I thought online petitions were no more effective than peeing on a forest fire. I was wrong. At least in this case. The online petition has proved to be a powerful tool to overturn the declaration of the Chief Executive of Invercargill City Council to trap and kill cats.
Residents of Invercargill, New Zealand, are only allowed to keep 3 cats each under a bylaw. A woman living in the city had almost 40 cats. The chief executive of the city council, Richard King, promoted and encouraged the public to trap neighbourhood cats and kill them on the understanding that some of these 40 or so cats living with this woman (and other similar people) might swarm over the city and cause a nuisance.
The council even went so far as to agree to provide the traps. Well, the cat lovers and the sensible people of Invercargill got together and led by Paula Jones set up a petition on the Care2.com website.
The intention of the petition was to stop the city council suggesting that people can trap and kill cats willy-nilly and reverse their decision.
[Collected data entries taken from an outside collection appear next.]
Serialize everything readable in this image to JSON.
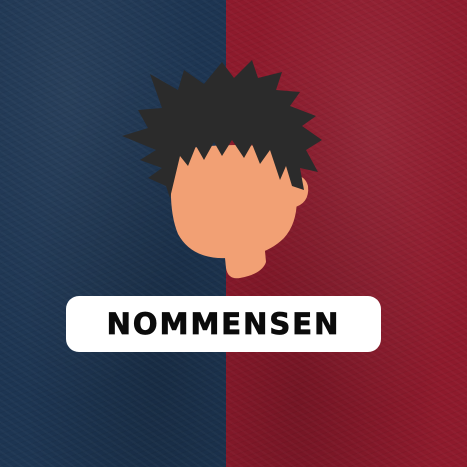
{
  "card": {
    "name": "NOMMENSEN"
  },
  "colors": {
    "left_panel": "#1d3552",
    "right_panel": "#8e1a2c",
    "hair": "#2b2b2b",
    "skin": "#f2a074",
    "pill": "#ffffff",
    "name_text": "#0b0b0b"
  },
  "icons": {
    "avatar": "player-silhouette-icon"
  }
}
Clearly a very sensible suggestion compared to an idiotic suggestion by the City Council.
After all, the city council was recommending that people trap any cat. Many of them would be outdoor domestic cats. These cats have owners. Killing a cat belonging to a person is criminal damage and a crime.
Anyway, the point of this your post is this: Paula Jones’s petition achieved almost 20,000 signatures. It was presented to the city council as I understand it on April 1, 2014.
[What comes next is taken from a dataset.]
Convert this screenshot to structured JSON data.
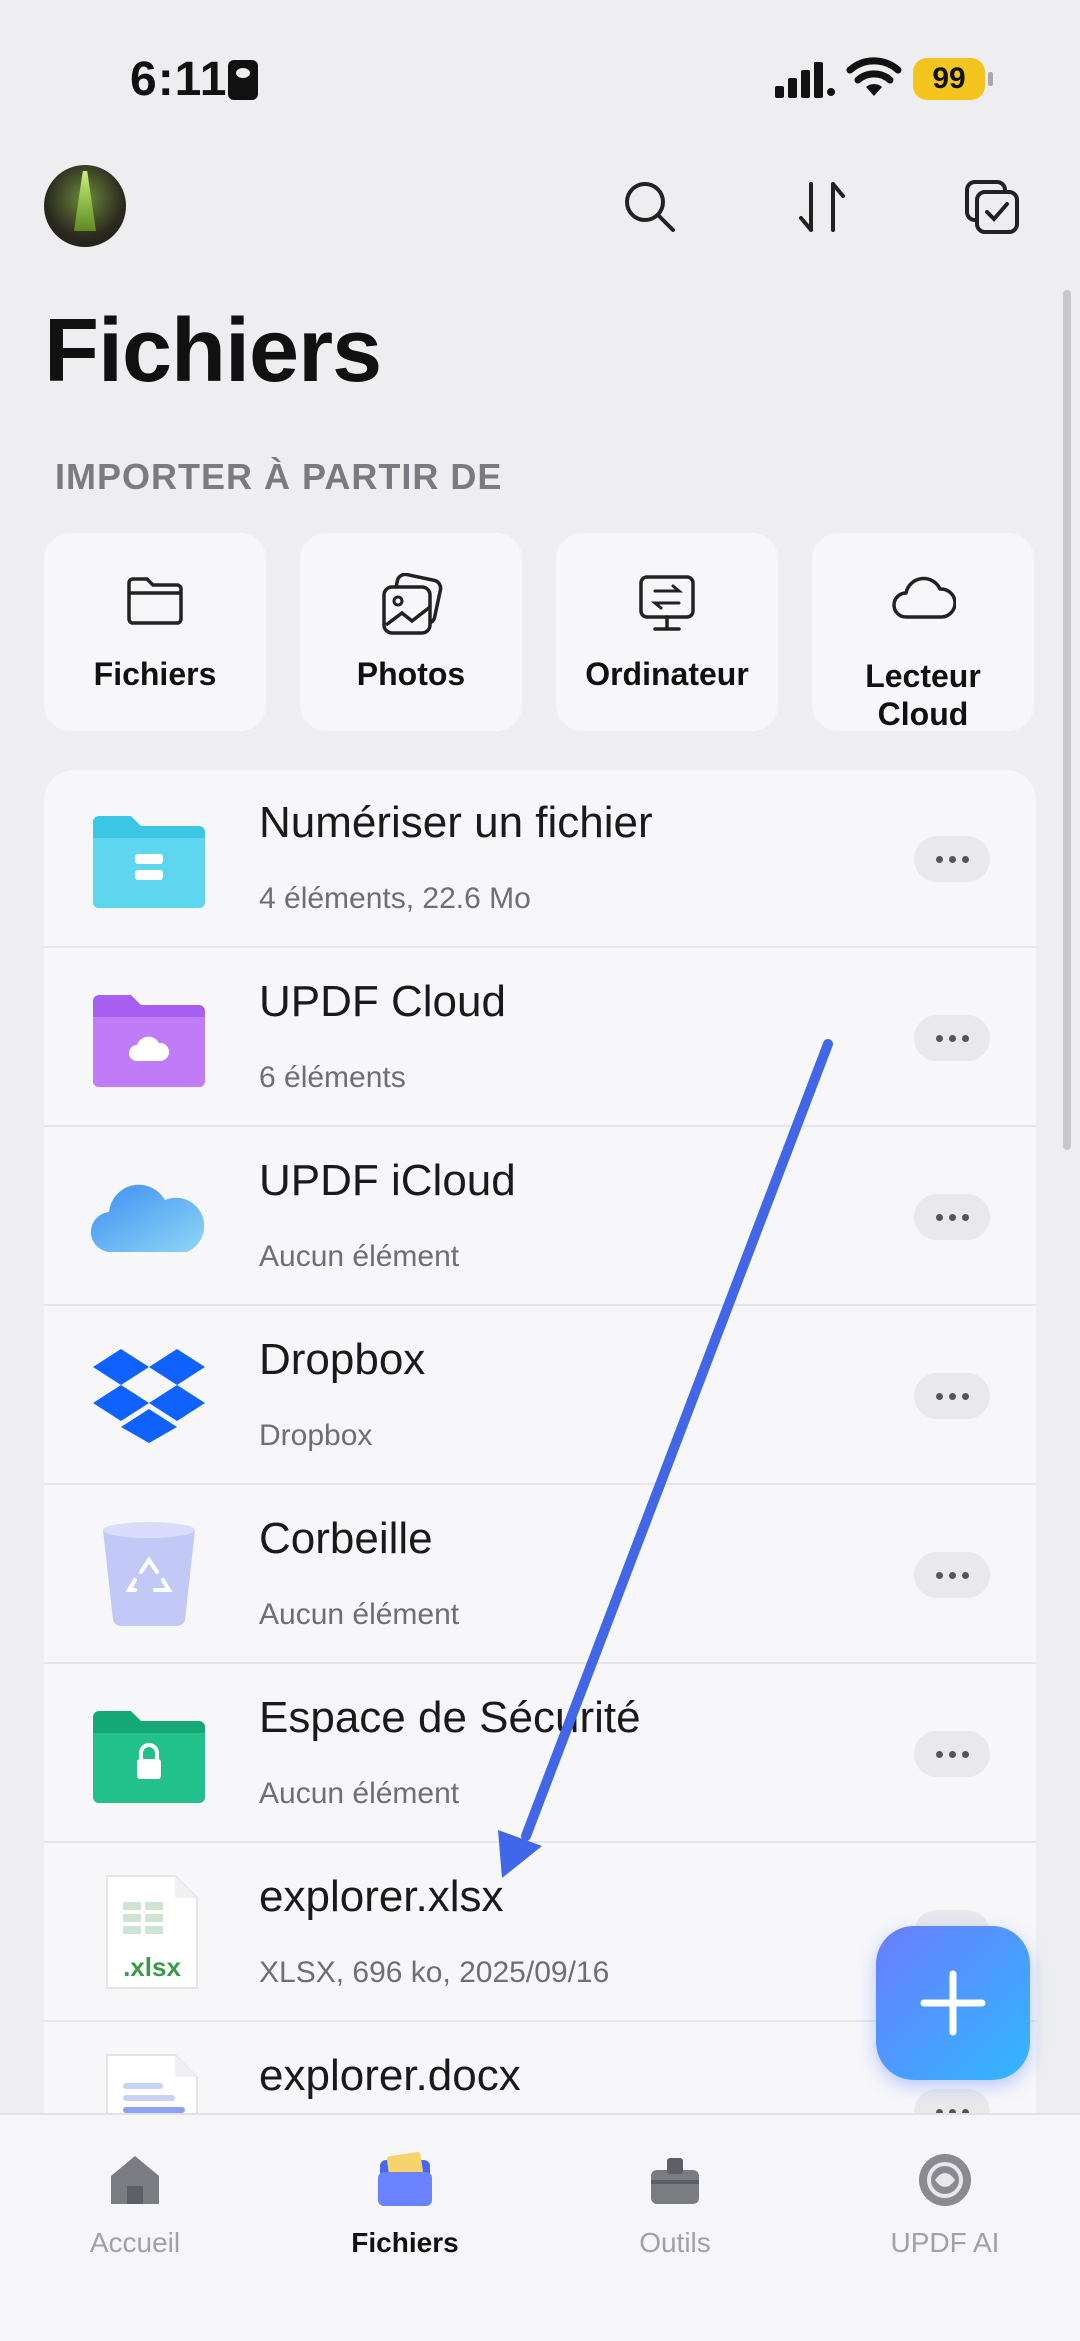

A day after the petition was delivered to the council, the chief executive and the city council retracted their initial statement about trapping and killing cats and also made an apology. The chief executive admitted that he had made an error of judgement. I don’t think he meant it but at least he said it.
The council had never seen a petition of that size before. There must have been quite taken aback by the outrage demonstrated by the city’s citizens.
In addition to the highly effective petition organised by Paula Jones social media played its part as well and many people rallied around to try and help the woman who had the 37 cats.
Not only does this story indicate to me that an online petition can be effective, it also indicates to me that people in power, the politicians, can often have an opinion that is divorced not only from reality but also from the opinion of the general population of people who they should be serving as public servants.
The story also tells me that there’s a lot of good in the people of Invercargill New Zealand and that there are many decent people who like cats in that city.